O apagão registrado na madrugada desta terça-feira (14) em diversas regiões do País foi provocado por um incêndio em um reator da subestação de Bateias, na região metropolitana de Curitiba (PR), segundo o Operador Nacional do Sistema Elétrico (ONS). O problema afetou cerca de 10 mil megawatts (MW) de carga e atingiu os quatro subsistemas do Sistema Interligado Nacional (SIN) — Sul, Sudeste/Centro-Oeste, Nordeste e Norte.
De acordo com o ministro de Minas e Energia, Alexandre Silveira, o episódio não teve relação com falta de energia no Brasil. “Não é falta de energia, é um problema técnico na infraestrutura que transmite a energia. Hoje nós temos muita energia”, afirmou o ministro durante entrevista à EBC.
Ele explicou que o Brasil está com o sistema reforçado e destacou a segurança energética atual. “Estamos com R$ 70 bilhões em novas linhas de transmissão contratadas, obras em todo o Nordeste e a interligação de Manaus a Boa Vista. É um episódio pontual, e o sistema respondeu rapidamente”, disse Silveira, que também descartou o retorno do horário de verão.
A Agência Nacional de Energia Elétrica (Aneel) informou que uma equipe de fiscalização foi enviada ao Paraná para realizar uma inspeção in loco na subestação afetada. O órgão instaurará processos de fiscalização para apurar responsabilidades e já notificou as empresas envolvidas, embora não tenha revelado quais. Segundo a agência, o fornecimento foi restabelecido em até 1h30 nas regiões Norte, Nordeste, Sudeste e Centro-Oeste, e em 2h30 no Sul do País.
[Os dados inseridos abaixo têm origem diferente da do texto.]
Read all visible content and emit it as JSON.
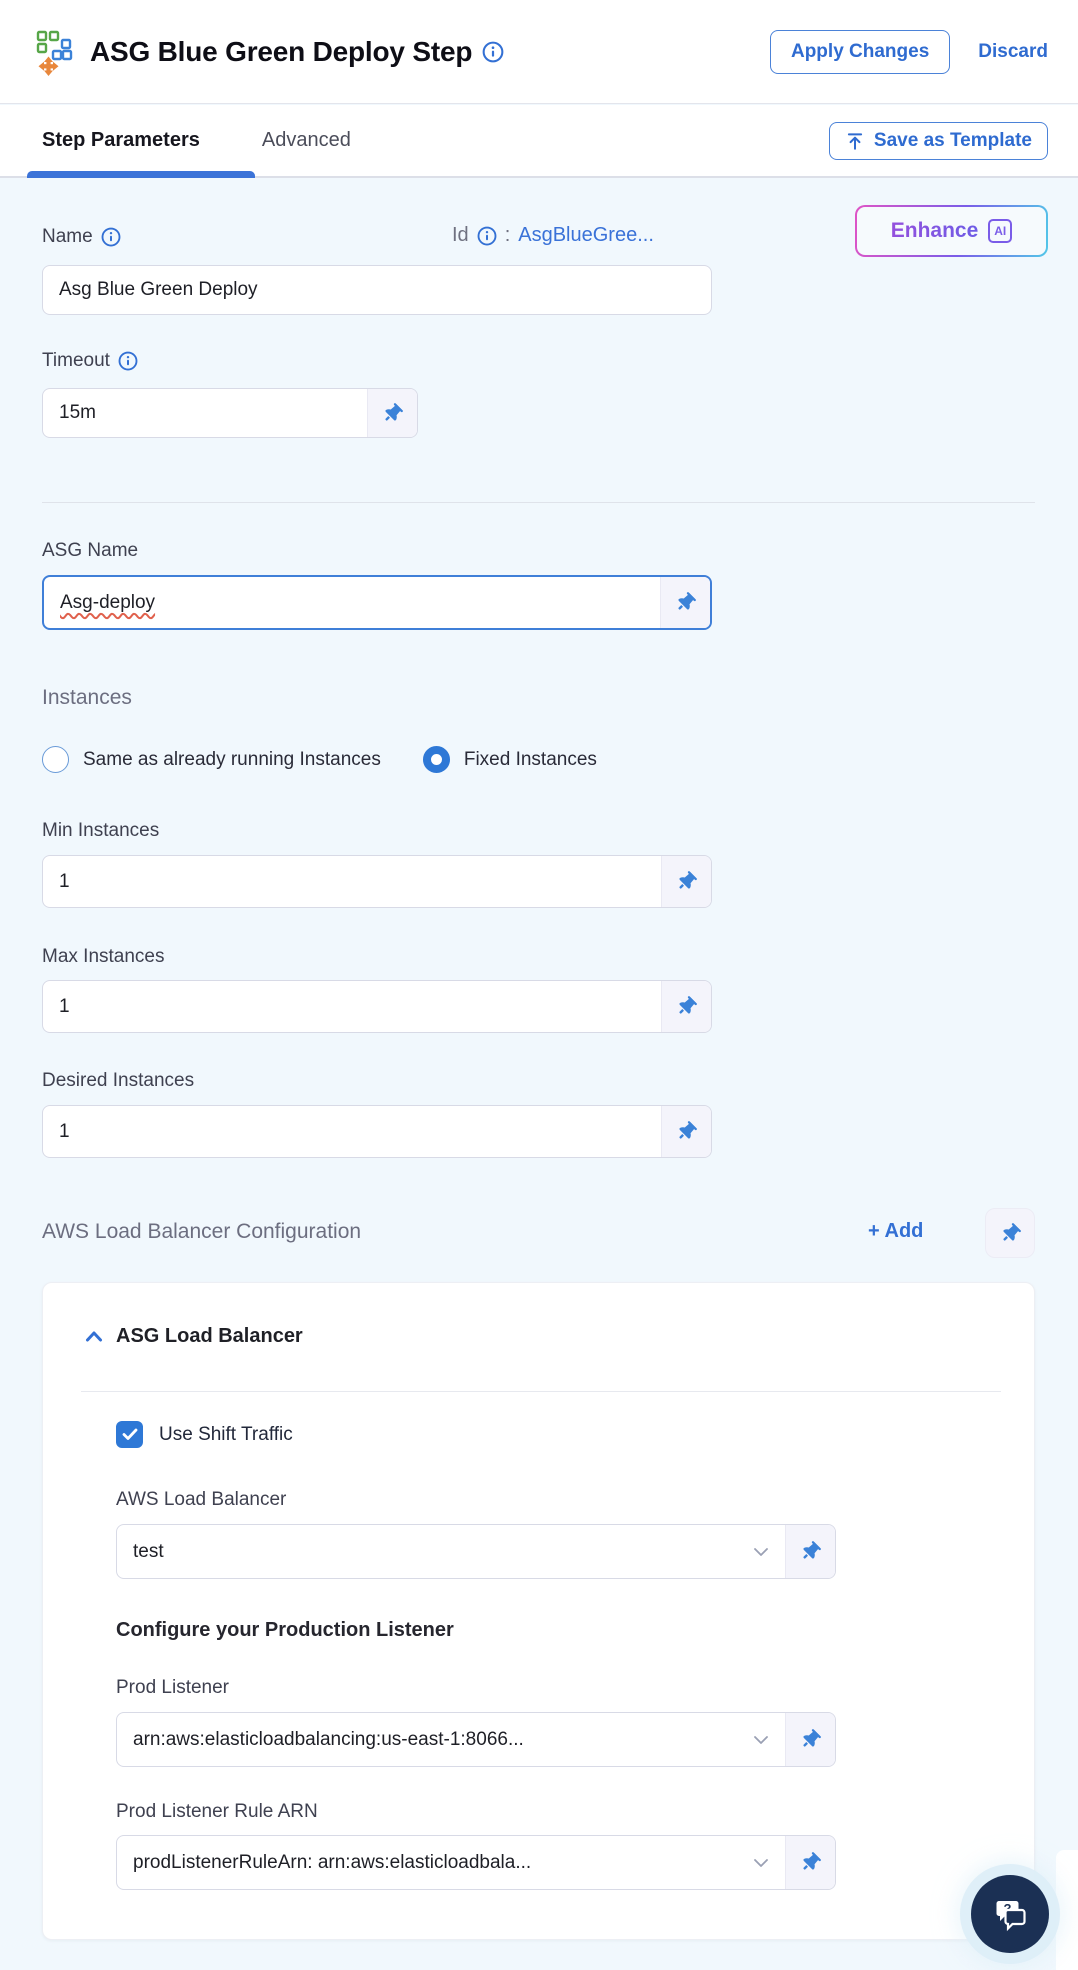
{
  "header": {
    "title": "ASG Blue Green Deploy Step",
    "apply_button": "Apply Changes",
    "discard_button": "Discard"
  },
  "tabs": {
    "step_parameters": "Step Parameters",
    "advanced": "Advanced",
    "save_as_template": "Save as Template"
  },
  "form": {
    "name_label": "Name",
    "id_label": "Id",
    "id_separator": ":",
    "id_value": "AsgBlueGree...",
    "enhance_button": "Enhance",
    "enhance_badge": "AI",
    "name_value": "Asg Blue Green Deploy",
    "timeout_label": "Timeout",
    "timeout_value": "15m",
    "asg_name_label": "ASG Name",
    "asg_name_value": "Asg-deploy",
    "instances_heading": "Instances",
    "radio_same_label": "Same as already running Instances",
    "radio_fixed_label": "Fixed Instances",
    "min_label": "Min Instances",
    "min_value": "1",
    "max_label": "Max Instances",
    "max_value": "1",
    "desired_label": "Desired Instances",
    "desired_value": "1"
  },
  "load_balancer": {
    "heading": "AWS Load Balancer Configuration",
    "add_button": "+ Add",
    "card_title": "ASG Load Balancer",
    "use_shift_traffic_label": "Use Shift Traffic",
    "aws_lb_label": "AWS Load Balancer",
    "aws_lb_value": "test",
    "configure_heading": "Configure your Production Listener",
    "prod_listener_label": "Prod Listener",
    "prod_listener_value": "arn:aws:elasticloadbalancing:us-east-1:8066...",
    "prod_rule_label": "Prod Listener Rule ARN",
    "prod_rule_value": "prodListenerRuleArn: arn:aws:elasticloadbala..."
  },
  "colors": {
    "primary_blue": "#3370d4",
    "pin_blue": "#3b82d8",
    "tab_underline_blue": "#3b73d8",
    "body_background": "#f1f8fd",
    "checkbox_blue": "#2e78d6",
    "fab_navy": "#1b3054",
    "error_red": "#e0614d",
    "enhance_gradient": [
      "#df54c6",
      "#7a5ce8",
      "#52c7e8"
    ],
    "icon_green": "#57a648",
    "icon_orange": "#e8873c"
  }
}
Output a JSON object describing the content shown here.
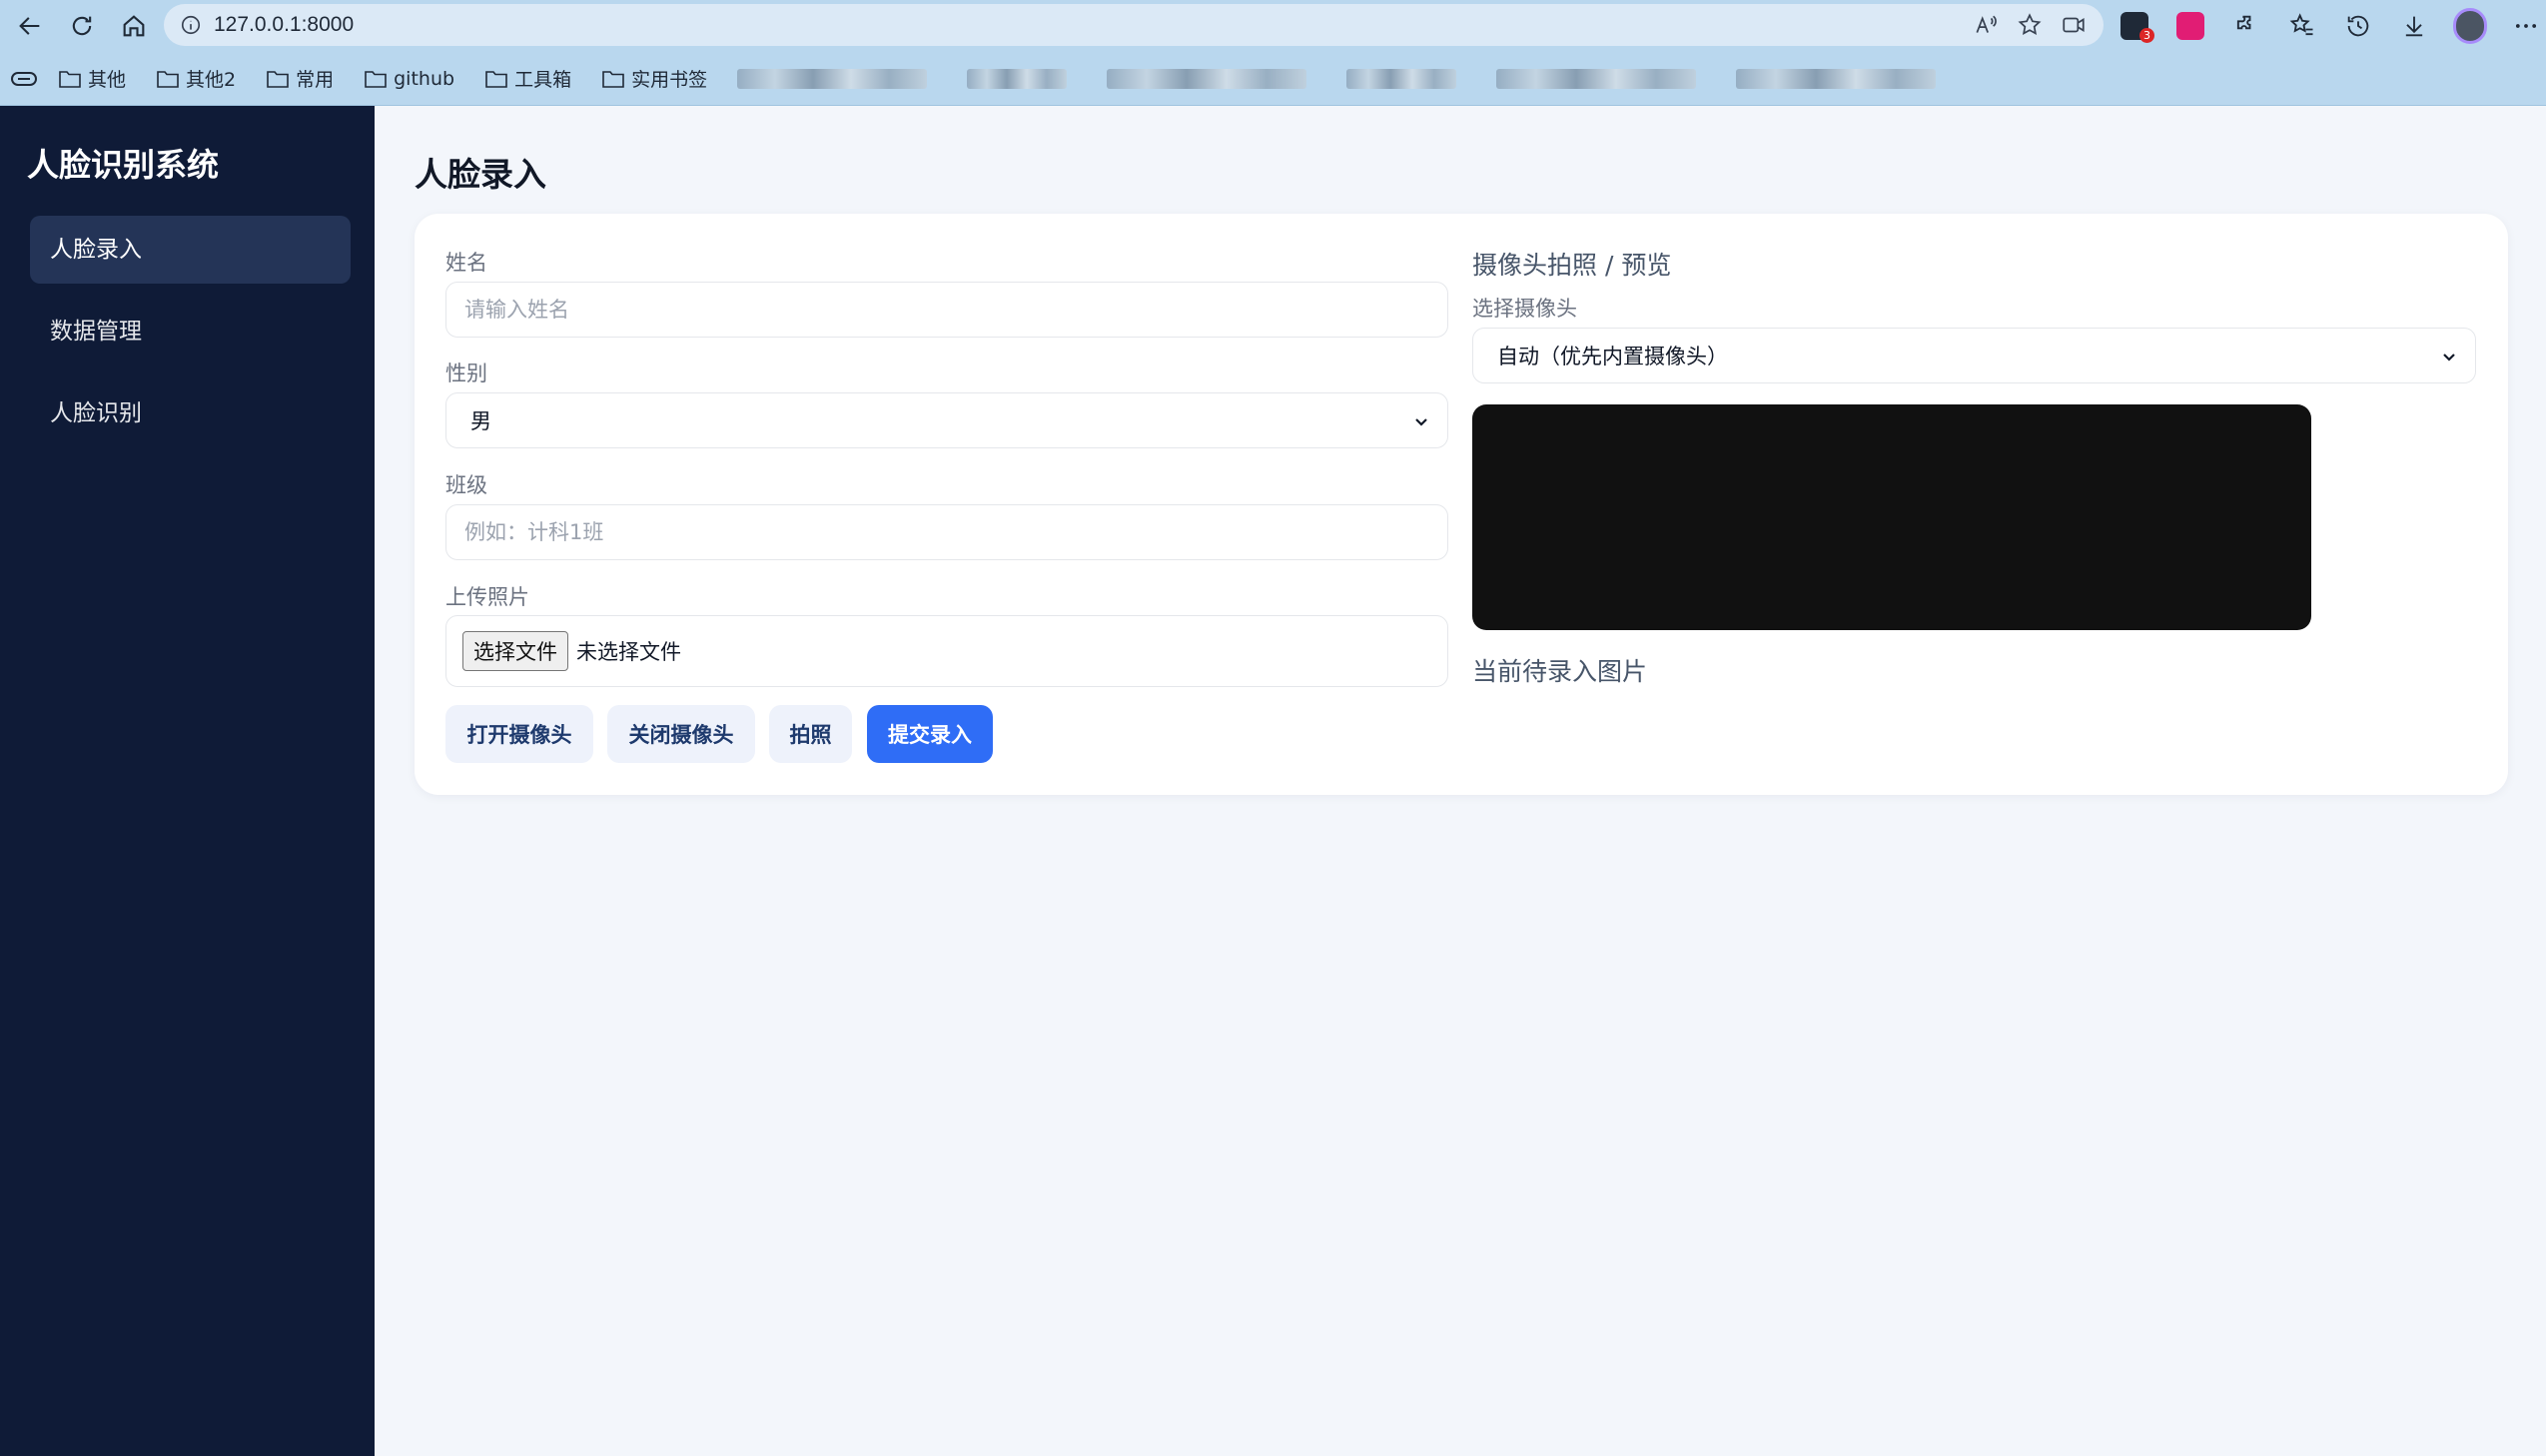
{
  "browser": {
    "url": "127.0.0.1:8000",
    "bookmarks": [
      "其他",
      "其他2",
      "常用",
      "github",
      "工具箱",
      "实用书签"
    ],
    "extension_badge": "3"
  },
  "sidebar": {
    "brand": "人脸识别系统",
    "items": [
      {
        "label": "人脸录入",
        "active": true
      },
      {
        "label": "数据管理",
        "active": false
      },
      {
        "label": "人脸识别",
        "active": false
      }
    ]
  },
  "page": {
    "title": "人脸录入"
  },
  "form": {
    "name_label": "姓名",
    "name_placeholder": "请输入姓名",
    "name_value": "",
    "gender_label": "性别",
    "gender_value": "男",
    "class_label": "班级",
    "class_placeholder": "例如：计科1班",
    "class_value": "",
    "photo_label": "上传照片",
    "file_button": "选择文件",
    "file_status": "未选择文件"
  },
  "buttons": {
    "open_camera": "打开摄像头",
    "close_camera": "关闭摄像头",
    "capture": "拍照",
    "submit": "提交录入"
  },
  "camera": {
    "section_title": "摄像头拍照 / 预览",
    "select_label": "选择摄像头",
    "select_value": "自动（优先内置摄像头）",
    "preview_caption": "当前待录入图片"
  },
  "colors": {
    "sidebar_bg": "#0f1b37",
    "sidebar_active": "#243457",
    "primary": "#2f6df6",
    "secondary_btn": "#eef2fb",
    "page_bg": "#f3f6fb"
  }
}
O ministro Alexandre Silveira reiterou que o sistema nacional de transmissão é moderno e que o ONS reagiu prontamente, garantindo a recomposição controlada das cargas. “O Operador Nacional do Sistema deu pronta resposta graças a um moderno sistema de controle. Hoje o Brasil tem segurança energética”, reforçou.
O apagão, ocorrido às 00h32, afetou diversos estados, incluindo São Paulo, Rio de Janeiro, Minas Gerais — incluindo Itabira —, Bahia, Ceará, Amazonas, Mato Grosso do Sul e Santa Catarina. Em alguns locais, a falta de energia durou apenas minutos, enquanto em outros chegou a mais de uma hora. O ONS deverá apresentar, até sexta-feira (17), um Relatório de Análise da Perturbação (RAP) detalhando as causas e os efeitos do incidente.